Armenia announced Tuesday it would withdraw its troops from Azerbaijan’s Karabakh region as the two countries are trying to normalize their ties following years of conflict.

Six weeks of fighting between the Caucasus neighbors in autumn 2020 claimed more than 6,500 lives and ended with a Russian-brokered cease-fire.

Under the deal, Armenia ceded swathes of territory it had occupied for decades, and Russia deployed some 2,000 peacekeepers to oversee the fragile truce.

"The units of Armenian armed forces have been returning to Armenia after the cease-fire, the process is nearing completion and will end in September," the secretary of Armenia's security council, Armen Grigoryan, told state news agency Armenpress on Tuesday.

Grigoryan said Russian peacekeepers in Karabakh "guarantee" the security of the ethnic Armenian population there.

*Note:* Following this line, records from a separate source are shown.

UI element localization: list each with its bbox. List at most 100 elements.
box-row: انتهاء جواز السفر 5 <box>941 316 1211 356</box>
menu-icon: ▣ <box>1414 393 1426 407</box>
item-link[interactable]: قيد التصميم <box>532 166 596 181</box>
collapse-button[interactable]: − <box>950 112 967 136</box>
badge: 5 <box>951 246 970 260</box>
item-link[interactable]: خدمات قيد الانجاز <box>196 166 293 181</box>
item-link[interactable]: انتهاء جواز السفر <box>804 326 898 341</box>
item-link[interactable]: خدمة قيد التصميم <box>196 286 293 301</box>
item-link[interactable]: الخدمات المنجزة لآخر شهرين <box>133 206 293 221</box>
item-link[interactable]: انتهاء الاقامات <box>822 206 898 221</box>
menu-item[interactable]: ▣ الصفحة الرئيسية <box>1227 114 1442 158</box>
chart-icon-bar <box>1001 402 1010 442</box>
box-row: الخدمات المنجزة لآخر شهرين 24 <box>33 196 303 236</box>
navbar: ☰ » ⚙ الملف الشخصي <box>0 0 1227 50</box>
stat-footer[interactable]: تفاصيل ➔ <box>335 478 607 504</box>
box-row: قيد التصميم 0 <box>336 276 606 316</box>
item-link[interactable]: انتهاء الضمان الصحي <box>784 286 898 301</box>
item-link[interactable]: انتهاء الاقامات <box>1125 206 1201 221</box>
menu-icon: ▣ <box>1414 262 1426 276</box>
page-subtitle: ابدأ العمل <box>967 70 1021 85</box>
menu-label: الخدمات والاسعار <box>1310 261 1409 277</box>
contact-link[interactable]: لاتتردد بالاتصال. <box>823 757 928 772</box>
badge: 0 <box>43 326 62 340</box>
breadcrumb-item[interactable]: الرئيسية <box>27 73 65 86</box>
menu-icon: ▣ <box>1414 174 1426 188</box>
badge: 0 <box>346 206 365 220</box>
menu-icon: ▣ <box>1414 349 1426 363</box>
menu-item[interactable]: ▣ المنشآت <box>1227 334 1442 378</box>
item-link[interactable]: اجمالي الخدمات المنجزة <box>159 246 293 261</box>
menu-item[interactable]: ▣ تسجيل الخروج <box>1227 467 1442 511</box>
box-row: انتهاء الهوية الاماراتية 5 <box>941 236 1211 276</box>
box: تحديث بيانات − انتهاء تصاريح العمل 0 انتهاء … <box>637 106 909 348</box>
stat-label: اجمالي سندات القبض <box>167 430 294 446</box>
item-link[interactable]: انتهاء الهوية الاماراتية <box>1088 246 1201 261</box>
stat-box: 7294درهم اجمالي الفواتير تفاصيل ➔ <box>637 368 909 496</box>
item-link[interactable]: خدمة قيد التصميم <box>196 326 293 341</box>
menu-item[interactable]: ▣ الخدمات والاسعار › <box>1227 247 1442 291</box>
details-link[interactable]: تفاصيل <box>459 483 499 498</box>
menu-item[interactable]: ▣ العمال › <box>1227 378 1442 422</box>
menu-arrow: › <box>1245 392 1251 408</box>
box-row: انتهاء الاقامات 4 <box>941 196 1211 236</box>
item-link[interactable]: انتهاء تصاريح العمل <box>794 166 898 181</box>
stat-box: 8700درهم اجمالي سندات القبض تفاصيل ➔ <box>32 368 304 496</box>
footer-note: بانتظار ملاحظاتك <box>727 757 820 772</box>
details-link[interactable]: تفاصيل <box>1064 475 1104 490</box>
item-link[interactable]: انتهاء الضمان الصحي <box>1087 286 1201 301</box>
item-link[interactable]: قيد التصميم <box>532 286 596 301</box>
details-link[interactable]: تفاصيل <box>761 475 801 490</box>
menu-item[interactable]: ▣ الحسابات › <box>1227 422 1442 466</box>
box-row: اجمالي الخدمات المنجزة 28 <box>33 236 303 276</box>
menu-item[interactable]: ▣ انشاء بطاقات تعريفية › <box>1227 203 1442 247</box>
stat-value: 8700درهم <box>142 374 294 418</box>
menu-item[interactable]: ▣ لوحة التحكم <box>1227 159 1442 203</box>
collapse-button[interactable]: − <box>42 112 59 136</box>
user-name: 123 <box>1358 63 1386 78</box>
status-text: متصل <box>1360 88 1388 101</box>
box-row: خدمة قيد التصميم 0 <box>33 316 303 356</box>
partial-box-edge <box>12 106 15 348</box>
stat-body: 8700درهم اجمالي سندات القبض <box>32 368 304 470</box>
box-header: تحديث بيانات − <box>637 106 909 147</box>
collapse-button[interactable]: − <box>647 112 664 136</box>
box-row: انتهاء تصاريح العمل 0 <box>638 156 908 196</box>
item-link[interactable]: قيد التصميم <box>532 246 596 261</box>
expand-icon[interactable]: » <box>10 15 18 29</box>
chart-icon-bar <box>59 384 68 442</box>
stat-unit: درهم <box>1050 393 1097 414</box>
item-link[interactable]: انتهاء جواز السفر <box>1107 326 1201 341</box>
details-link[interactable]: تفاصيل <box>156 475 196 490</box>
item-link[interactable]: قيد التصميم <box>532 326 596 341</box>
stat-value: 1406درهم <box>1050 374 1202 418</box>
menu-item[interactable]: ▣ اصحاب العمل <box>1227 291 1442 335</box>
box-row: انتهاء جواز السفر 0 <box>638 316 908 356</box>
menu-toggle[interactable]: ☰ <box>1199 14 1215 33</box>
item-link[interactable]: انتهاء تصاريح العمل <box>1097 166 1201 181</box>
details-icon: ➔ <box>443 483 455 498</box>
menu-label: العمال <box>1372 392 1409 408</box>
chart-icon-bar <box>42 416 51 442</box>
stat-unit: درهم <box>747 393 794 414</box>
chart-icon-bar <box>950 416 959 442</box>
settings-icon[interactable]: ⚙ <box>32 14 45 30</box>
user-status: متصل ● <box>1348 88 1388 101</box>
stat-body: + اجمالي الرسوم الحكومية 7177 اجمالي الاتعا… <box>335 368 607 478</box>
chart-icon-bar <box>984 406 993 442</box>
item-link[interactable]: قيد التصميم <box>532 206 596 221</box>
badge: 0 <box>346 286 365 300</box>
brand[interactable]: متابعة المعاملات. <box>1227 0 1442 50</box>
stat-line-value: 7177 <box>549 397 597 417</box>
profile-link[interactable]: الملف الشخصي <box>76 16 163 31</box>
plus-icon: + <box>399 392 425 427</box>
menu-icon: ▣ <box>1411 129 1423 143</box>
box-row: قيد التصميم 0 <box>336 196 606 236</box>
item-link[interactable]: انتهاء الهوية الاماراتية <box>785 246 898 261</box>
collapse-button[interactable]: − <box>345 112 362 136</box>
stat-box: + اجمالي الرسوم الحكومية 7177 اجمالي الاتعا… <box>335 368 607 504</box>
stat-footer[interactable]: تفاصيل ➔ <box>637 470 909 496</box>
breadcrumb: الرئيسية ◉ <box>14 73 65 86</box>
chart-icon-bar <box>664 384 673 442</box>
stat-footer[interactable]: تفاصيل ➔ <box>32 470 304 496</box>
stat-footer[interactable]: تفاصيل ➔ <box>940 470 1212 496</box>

Azerbaijani President Ilham Aliyev on Friday complained that the Armenian withdrawal was too slow.

The foreign ministers of Armenia and Azerbaijan met in the Georgian capital Tbilisi this weekend for their first direct talks since the war.

The negotiations were expected to build on an agreement reached by Aliyev and Armenian Prime Minister Nikol Pashinyan in May under EU mediation.

Aliyev and Pashinyan held rare face-to-face talks in Brussels in April and May.

European Council President Charles Michel has said their next meeting is scheduled for July or August.

Following its invasion of Ukraine on Feb. 24, an increasingly isolated Moscow lost its status as the primary mediator in the conflict.

The European Union has since led the Armenia-Azerbaijan normalization process, which involves peace talks, border delimitation and the reopening of transport links.